L'employeur doit examiner la légitimité de l'opposition et, à défaut de motifs impérieux, proposer une solution alternative non biométrique : badge, code, autre dispositif. Aucune sanction ni discrimination ne peut être appliquée pour ce refus légitime.
Quelles informations doivent figurer dans la notice remise au salarié sur la biométrie ?
La notice individuelle doit préciser la finalité, la base légale, la durée de conservation, les droits du salarié et le droit d'opposition prévu à l'article 21 du RGPD. Une procédure formelle d'opposition doit aussi être prévue.
Quelles sanctions risque l'employeur qui sanctionne un refus de biométrie ?
Sanctionner un refus légitime constitue une discrimination ouvrant droit à indemnisation devant le tribunal du travail. L'absence de justification de la nécessité du dispositif expose l'employeur à des sanctions administratives jusqu'à 4 % du chiffre d'affaires mondial.
Un salarié peut-il refuser un contrôle biométrique au Luxembourg ?
Oui, le salarié peut refuser un contrôle biométrique en exerçant son droit d'opposition (article 21 RGPD). Le consentement n'est pas valable dans la relation de travail en raison du lien de subordination. L'employeur doit alors démontrer des motifs légitimes et impérieux.
Une analyse d'impact est-elle obligatoire avant d'installer un dispositif biométrique ?
Oui, une AIPD préalable (article 35 RGPD) est obligatoire car la biométrie traite des données sensibles (article 9 RGPD). La délégation du personnel doit aussi être consultée (article L.414-9) avant tout déploiement.

Conditions d’exercice

Le consentement obtenu en milieu professionnel n'est jamais considéré comme librement donné par la CNPD : la base légale doit reposer sur une autre exception de l'article 9, et l'opposition du salarié doit conduire à proposer une alternative.

Condition Exigence
Consentement invalide Lien de subordination ; non recevable comme base légale
Droit d'opposition Article 21 RGPD pour situation particulière
Charge de la preuve L'employeur doit démontrer des motifs légitimes et impérieux
Solution alternative Procédure non biométrique en cas de refus fondé
Non-discrimination Aucune sanction ni désavantage lié au refus légitime
Égalité de traitement Article L.241-1 du Code du travail respecté

Modalités pratiques

Le refus du salarié déclenche une obligation pour l'employeur d'examiner la légitimité de l'opposition et, à défaut de motifs impérieux, de proposer une alternative non biométrique sans conséquence professionnelle.

Démarche Précision
Analyse d'impact (AIPD) Article 35 du RGPD, préalable à toute installation
Information individuelle Finalité, base légale, durée, droits, droit d'opposition
Procédure d'opposition Formulaire d'exercice du droit (article 21 RGPD)
Examen de la légitimité Motifs du refus appréciés au cas par cas
Solution alternative Badge, code ou autre dispositif non biométrique
Consultation de la délégation Procès-verbal préalable (article L.414-9)
Documentation des refus Traçabilité des demandes et réponses motivées

Pratiques et recommandations

Anticiper la procédure d'opposition dès la conception du dispositif et la décrire dans la notice d'information.

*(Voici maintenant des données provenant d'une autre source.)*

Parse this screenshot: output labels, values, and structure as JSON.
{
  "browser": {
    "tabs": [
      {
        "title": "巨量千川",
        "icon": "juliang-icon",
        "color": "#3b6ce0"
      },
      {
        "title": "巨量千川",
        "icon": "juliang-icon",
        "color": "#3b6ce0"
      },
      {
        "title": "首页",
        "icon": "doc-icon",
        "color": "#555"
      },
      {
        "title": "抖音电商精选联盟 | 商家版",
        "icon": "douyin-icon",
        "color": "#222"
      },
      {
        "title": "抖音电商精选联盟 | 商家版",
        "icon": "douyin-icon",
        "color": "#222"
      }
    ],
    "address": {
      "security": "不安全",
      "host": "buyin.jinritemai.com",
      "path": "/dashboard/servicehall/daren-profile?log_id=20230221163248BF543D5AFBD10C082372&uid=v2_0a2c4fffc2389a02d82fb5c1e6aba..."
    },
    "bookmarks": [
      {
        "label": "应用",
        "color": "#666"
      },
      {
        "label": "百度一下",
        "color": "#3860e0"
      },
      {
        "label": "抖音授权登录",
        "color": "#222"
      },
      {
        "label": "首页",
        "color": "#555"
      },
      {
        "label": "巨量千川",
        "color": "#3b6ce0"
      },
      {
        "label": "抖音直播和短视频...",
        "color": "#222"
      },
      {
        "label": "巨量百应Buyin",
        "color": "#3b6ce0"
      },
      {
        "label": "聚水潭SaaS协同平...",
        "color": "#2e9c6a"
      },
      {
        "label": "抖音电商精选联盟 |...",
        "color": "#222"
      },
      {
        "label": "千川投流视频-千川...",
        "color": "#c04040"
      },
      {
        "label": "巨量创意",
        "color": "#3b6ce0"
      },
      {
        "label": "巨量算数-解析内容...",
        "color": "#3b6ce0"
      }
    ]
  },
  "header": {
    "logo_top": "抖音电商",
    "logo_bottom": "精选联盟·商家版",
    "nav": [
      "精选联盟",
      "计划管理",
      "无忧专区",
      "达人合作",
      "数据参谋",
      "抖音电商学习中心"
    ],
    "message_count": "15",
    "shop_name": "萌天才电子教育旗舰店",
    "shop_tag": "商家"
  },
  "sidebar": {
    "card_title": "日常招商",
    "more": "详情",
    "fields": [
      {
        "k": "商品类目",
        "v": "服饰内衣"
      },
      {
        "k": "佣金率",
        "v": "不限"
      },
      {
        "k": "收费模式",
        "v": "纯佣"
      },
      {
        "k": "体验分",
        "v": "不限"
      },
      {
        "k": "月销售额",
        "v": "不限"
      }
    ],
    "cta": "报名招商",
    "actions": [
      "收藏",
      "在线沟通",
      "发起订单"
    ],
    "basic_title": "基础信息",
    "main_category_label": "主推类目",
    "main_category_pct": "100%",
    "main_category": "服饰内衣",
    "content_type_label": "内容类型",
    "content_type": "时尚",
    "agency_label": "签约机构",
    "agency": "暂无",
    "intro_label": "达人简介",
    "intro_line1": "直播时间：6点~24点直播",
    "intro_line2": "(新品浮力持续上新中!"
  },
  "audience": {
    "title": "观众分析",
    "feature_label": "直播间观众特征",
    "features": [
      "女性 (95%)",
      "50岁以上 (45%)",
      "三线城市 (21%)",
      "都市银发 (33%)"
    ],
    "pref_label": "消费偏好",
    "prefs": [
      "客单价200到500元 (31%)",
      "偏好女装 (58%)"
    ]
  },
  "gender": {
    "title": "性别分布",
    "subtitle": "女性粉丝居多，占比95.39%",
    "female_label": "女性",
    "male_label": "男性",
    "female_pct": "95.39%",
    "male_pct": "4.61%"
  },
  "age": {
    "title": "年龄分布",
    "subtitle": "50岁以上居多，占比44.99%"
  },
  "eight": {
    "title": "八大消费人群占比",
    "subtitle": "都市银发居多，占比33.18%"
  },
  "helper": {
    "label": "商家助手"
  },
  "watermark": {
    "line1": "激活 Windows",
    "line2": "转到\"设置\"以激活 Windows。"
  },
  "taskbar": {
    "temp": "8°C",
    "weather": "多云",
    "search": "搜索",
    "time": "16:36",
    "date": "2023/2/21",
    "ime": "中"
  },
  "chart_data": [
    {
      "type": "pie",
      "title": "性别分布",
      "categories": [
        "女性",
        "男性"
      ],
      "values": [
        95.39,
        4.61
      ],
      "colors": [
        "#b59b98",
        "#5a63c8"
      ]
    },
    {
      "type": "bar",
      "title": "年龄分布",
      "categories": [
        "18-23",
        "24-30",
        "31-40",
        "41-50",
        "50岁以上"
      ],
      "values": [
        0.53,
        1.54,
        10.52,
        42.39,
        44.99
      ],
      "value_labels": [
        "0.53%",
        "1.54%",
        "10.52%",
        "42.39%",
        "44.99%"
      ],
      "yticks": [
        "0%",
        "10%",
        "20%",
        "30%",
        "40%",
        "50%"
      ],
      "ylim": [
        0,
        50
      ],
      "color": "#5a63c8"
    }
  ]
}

Documenter chaque refus et la solution alternative effectivement proposée.

Garantir l'absence de discrimination salariale, hiérarchique ou disciplinaire pour les salariés refusant.

Réévaluer la nécessité du dispositif en présence de plusieurs oppositions justifiées.

Associer le DPO et la délégation du personnel au traitement des refus exprimés.

Cadre juridique

Référence Objet
Art. L.261-1 du Code du travail Traitement de données pour surveillance des salariés
Art. L.414-9 du Code du travail Consultation/co-décision de la délégation du personnel
Art. L.241-1 du Code du travail Égalité de traitement et non-discrimination
Loi modifiée du 1er août 2018 Protection des données à caractère personnel
Règlement (UE) 2016/679 (RGPD) Articles 5, 9, 13-14, 21, 35
Lignes directrices CNPD Recommandations sur la biométrie en milieu professionnel

Note

Sanctionner un salarié pour avoir refusé légitimement la biométrie constitue une discrimination ouvrant droit à indemnisation devant le tribunal du travail. L'absence de démonstration de la nécessité du dispositif expose l'employeur à des sanctions administratives jusqu'à 4 % du chiffre d'affaires mondial.